It's going from bad to worse for the Aam Aadmi Party. Delhi chief minister Arvind Kejriwal may insist that he wants to stay above it all, but the little rumours of an internal rift have turned into all-out warfare for the young party that built its reputation on promising transparent governance. That transparency is now being forced up on it, as a function of an internal battle that is being played out across TV news bytes, leaked letters, taped phone calls and social media accounts.

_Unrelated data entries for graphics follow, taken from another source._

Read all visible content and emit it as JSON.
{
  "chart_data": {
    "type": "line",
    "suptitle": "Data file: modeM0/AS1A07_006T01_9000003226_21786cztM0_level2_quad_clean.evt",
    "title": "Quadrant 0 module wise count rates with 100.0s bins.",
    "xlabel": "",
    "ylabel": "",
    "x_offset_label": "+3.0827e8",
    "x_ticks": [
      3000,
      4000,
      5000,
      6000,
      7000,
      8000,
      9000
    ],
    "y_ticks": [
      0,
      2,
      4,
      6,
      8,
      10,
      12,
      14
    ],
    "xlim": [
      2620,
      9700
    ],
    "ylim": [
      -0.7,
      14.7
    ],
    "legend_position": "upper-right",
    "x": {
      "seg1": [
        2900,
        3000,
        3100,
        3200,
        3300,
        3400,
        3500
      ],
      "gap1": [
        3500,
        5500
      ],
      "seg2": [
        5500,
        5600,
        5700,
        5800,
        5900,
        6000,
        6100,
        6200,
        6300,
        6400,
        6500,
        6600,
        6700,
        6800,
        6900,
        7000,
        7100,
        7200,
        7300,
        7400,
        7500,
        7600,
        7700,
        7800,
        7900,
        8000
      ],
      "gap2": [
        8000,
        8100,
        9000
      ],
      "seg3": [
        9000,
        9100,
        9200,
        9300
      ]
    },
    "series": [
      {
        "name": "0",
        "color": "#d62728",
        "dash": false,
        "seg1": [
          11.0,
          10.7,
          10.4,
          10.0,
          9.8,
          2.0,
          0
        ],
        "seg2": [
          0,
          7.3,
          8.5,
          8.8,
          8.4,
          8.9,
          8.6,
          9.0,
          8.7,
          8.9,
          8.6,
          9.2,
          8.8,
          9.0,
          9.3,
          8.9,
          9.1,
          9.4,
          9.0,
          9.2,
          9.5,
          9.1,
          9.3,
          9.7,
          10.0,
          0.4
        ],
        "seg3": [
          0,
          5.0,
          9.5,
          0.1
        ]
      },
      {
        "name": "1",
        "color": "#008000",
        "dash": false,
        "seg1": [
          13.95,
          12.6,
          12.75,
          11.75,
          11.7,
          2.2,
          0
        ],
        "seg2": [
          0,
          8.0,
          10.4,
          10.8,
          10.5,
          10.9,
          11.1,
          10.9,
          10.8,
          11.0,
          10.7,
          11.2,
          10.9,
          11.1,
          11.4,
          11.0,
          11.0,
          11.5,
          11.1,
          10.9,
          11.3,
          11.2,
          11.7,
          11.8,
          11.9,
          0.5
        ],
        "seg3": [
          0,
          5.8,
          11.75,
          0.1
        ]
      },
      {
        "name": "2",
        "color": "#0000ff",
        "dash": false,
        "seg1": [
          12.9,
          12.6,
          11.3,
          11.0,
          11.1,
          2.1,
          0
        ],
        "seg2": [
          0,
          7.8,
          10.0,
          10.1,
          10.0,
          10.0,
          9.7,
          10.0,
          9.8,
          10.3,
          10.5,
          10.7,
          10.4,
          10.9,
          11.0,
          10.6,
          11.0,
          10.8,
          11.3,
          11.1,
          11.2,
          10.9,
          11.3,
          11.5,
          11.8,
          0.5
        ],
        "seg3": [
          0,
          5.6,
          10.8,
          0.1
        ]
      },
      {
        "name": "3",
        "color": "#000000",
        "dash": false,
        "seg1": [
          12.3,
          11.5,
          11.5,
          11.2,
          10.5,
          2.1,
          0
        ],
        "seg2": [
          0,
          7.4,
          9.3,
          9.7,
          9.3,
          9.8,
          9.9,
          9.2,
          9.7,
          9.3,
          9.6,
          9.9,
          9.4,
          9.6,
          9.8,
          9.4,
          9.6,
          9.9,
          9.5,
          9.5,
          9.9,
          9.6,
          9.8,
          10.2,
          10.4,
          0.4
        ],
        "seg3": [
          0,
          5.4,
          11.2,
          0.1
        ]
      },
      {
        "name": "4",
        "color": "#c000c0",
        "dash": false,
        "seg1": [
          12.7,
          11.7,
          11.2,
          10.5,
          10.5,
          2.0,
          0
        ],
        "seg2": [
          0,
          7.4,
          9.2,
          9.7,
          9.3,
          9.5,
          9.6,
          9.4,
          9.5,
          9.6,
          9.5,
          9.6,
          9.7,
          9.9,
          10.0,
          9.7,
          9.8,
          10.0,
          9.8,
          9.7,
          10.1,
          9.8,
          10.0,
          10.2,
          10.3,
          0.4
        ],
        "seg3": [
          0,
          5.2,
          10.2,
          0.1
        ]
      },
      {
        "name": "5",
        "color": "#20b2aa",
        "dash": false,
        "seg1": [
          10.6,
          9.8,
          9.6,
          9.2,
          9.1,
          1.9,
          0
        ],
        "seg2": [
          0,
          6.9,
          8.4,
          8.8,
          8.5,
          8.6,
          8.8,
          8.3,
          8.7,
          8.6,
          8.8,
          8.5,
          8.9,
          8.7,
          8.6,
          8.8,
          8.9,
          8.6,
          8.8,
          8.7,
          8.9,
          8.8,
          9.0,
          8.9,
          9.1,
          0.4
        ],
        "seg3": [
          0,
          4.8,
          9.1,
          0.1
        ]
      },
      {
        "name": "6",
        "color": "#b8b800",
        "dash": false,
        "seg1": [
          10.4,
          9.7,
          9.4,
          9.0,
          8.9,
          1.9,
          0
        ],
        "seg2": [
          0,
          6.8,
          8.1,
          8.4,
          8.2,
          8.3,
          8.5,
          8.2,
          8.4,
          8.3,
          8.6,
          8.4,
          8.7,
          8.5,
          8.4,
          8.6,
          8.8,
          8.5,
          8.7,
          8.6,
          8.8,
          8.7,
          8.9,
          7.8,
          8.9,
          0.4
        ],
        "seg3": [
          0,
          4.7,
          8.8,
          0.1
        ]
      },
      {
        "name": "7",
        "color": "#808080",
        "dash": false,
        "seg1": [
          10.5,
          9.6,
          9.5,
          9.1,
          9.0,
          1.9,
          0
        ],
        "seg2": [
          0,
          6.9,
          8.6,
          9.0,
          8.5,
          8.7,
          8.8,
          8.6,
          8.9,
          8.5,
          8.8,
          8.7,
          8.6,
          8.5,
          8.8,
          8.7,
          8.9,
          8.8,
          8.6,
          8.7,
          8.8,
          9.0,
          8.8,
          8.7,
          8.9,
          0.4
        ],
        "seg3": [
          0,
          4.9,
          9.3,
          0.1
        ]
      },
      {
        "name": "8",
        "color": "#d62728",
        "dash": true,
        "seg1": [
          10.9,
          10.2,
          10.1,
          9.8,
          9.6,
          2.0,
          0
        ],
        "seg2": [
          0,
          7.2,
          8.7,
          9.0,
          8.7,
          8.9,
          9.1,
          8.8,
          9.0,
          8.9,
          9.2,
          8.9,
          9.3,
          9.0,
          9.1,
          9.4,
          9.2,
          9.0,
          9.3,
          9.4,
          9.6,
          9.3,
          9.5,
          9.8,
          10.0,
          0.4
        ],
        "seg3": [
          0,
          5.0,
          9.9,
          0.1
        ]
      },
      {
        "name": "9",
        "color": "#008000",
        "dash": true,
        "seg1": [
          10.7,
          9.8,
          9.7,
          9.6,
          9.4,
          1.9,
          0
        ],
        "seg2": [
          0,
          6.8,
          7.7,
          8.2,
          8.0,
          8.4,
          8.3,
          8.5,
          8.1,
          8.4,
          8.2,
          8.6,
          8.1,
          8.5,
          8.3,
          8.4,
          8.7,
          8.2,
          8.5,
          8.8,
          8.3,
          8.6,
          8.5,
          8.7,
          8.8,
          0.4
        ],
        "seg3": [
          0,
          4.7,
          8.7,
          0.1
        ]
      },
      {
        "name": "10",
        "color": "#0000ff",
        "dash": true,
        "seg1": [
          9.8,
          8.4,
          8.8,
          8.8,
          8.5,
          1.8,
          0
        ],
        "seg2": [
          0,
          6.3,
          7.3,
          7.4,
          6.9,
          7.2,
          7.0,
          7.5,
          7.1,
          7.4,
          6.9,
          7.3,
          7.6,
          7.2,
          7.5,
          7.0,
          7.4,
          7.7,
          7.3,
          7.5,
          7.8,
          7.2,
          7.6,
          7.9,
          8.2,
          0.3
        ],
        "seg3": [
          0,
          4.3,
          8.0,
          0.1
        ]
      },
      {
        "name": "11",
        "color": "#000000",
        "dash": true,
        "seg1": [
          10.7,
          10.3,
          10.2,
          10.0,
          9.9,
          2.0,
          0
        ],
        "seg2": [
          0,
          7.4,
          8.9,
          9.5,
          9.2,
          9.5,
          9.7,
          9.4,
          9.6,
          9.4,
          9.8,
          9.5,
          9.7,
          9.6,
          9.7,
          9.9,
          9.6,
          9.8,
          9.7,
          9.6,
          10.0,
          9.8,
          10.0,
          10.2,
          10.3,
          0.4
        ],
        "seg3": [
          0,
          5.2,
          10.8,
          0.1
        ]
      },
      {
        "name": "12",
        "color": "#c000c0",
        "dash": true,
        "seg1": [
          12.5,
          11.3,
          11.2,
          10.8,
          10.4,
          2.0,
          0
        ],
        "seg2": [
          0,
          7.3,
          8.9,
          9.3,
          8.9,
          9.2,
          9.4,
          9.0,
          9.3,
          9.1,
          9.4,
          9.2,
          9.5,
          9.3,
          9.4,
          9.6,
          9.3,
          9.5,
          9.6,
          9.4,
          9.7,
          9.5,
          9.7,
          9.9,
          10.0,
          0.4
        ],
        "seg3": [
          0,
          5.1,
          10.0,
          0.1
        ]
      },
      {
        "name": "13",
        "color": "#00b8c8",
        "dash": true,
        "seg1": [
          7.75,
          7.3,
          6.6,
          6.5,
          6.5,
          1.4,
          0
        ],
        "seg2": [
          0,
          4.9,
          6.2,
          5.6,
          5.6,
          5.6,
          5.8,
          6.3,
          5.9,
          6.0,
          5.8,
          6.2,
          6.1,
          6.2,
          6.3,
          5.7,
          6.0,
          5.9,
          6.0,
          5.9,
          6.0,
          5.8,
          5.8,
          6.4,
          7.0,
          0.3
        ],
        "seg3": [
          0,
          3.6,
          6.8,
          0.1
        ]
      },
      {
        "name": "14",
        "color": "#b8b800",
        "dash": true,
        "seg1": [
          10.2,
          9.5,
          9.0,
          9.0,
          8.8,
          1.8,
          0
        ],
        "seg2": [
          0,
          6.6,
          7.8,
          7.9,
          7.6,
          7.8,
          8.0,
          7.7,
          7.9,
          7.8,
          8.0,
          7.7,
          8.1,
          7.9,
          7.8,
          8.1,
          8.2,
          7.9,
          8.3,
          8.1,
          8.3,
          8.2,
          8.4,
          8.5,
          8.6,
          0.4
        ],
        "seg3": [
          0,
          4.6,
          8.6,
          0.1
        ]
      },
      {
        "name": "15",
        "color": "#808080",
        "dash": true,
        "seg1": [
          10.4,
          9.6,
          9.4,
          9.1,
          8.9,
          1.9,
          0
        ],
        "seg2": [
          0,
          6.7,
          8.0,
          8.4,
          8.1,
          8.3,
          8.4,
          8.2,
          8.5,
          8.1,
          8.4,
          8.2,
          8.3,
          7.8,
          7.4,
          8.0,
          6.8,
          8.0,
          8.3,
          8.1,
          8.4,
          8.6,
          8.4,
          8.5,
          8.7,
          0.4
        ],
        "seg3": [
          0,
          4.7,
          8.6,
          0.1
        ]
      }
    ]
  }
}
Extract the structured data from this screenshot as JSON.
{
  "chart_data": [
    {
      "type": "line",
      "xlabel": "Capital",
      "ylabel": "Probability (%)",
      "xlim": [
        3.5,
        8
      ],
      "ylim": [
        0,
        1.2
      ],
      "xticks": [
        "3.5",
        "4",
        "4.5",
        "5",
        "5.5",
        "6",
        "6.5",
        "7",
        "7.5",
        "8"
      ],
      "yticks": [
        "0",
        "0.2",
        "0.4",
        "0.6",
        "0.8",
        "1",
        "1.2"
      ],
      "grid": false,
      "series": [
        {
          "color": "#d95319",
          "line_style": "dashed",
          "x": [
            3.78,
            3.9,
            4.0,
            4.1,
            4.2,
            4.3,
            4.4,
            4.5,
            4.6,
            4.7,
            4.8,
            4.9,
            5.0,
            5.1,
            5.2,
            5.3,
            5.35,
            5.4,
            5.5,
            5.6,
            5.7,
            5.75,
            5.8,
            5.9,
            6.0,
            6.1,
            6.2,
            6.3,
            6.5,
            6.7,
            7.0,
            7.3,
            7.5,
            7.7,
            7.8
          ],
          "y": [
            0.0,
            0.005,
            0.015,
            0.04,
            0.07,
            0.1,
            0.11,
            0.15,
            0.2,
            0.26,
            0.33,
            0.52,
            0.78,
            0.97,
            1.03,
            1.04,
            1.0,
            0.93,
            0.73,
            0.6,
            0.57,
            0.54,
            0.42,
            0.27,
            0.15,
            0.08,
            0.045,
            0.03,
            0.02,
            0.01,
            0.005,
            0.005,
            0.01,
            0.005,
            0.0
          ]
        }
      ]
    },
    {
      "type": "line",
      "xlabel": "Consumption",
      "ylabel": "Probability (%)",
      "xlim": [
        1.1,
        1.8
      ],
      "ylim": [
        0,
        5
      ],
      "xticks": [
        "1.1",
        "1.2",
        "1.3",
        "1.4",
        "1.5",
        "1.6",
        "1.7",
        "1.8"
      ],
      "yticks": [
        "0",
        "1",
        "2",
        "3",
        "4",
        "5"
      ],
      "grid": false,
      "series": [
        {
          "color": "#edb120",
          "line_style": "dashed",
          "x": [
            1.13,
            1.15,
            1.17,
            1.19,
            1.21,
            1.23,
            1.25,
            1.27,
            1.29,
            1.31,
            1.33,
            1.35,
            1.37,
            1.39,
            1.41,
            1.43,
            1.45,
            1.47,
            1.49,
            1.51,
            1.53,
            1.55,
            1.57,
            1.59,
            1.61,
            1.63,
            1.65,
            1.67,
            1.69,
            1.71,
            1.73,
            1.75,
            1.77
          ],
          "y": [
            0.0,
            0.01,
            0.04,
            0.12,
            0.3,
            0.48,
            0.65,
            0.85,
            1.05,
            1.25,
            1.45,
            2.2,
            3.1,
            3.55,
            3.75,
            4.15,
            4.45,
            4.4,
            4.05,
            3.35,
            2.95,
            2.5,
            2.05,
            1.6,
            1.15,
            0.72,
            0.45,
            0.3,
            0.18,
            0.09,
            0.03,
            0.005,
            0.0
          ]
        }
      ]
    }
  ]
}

The fight appears to essentially be a battle of divergent paths and differing ambitions cloaked in the robes of ideology and principles. Arvind Kejriwal, who has taken the pre-eminent position in the party, a status that he has enjoyed since the beginning, appears to be on one side, up against senior leaders Yogendra Yadav and Prashant Bhushan.

Bhushan and Yadav have, in various forms, sold the fight as a matter of principles, particularly with regards to how the party deals with infractions by its own leaders. Bhushan had accused Kejriwal of turning AAP into a "one-person centric" party and accused him of overturning collective decisions. Yadav, on his part, was said to have disagreed with some of the candidate selection before the Delhi elections and objected to Kejriwal's push to stay only in Delhi and out of Haryana.

In the opposing camp, Delhi state secretary Dilip Pandey wrote to the disciplinary committee saying Bhushan and Yadav had conspired to challenge Kejriwal's leadership and replace him as national convener. Kejriwal, as a result, offered last week to resign from the political affairs committee of the party and, when the national executive expectedly refused to let him, asked for power to reconstitute the PAC. Most expect this to happen on March 4, with Yadav and Bhushan likely to be taken off.

Setting Karo

Kejriwal's most famous radio spot remains the one where he encouraged the citizens of Delhi not to say no to people asking for a bribe. Instead, the Delhi CM told the listeners to do "setting" and tape them. The party appears to have taken that very seriously, revealing on Tuesday that it recorded a conversation with a journalist last year that is now being used to target Yadav.

The journalist claims Yadav had called an off-the-record breakfast meeting with a few press people and complained about the party's decision not to contest assembly elections in Haryana. Writing in the Indian Express, Chander Sutra Dogra says that an aide of Kejriwal's called her asking about a story she wrote that was critical of the party after which she told him that she got the information from Yadav.

"He said that the AAP was not considering rebutting my report, because that would amount to washing its dirty linen in public. Before ringing off, he told me that some people were harming the party from within. At no point during our conversation did he inform me that I was being recorded," Dogra said.

Receiving End

Yogendra Yadav, in a post on Facebook, claimed that the Indian Express has shied away from questioning the unethical behaviour of Dogra herself. He claims that she shouldn't have revealed her sources to an interested party and, moreover, that he never gave her any such information – which the Express knew.

Around the same time however, fellow AAP leader HS Phoolka has also taken to Facebook to add another strand to the story. Phoolka claims that he had nearly quit the party last year because Yadav told him not to go to Punjab, not to speak to the press and left him sitting idle for more than a month ahead of Lok Sabha elections. In his post, Phoolka claims Yadav "wanted total control in Punjab" and even worked against his candidacy in Ludhiana.

Now for the showdown

On March 4, the party's national executive will meet to reconstitute the PAC. Last week, Kejriwal had nearly agreed on a compromise with Yadav and Bhushan on how the party could move forward, according to senior party leader Anand Kumar. This compromise would have seen all new faces in the panel, leaving out both Yadav and Bhushan as well as Kejriwal camp leaders Manish Sisodia and Gopal Rai, who are cabinet ministers in Delhi.

But then Bhushan's letter was leaked to the press and his father, Shanti Bhushan, who also was a founder member of AAP gave an interview calling for Yadav to replace Kejriwal as national convener. Suddenly the warring factions were back at it, and the battle got even more ugly.


It is now down to Arvind Kejriwal to steer the ship, writes internal AAP Lokpal Admiral Ramdas in a column in the Economic Times on Tuesday. Kejriwal will get a chance to do this and more in the National Executive on Wednesday, but there is no guarantee that more skeletons will not tumble out of the closet before then.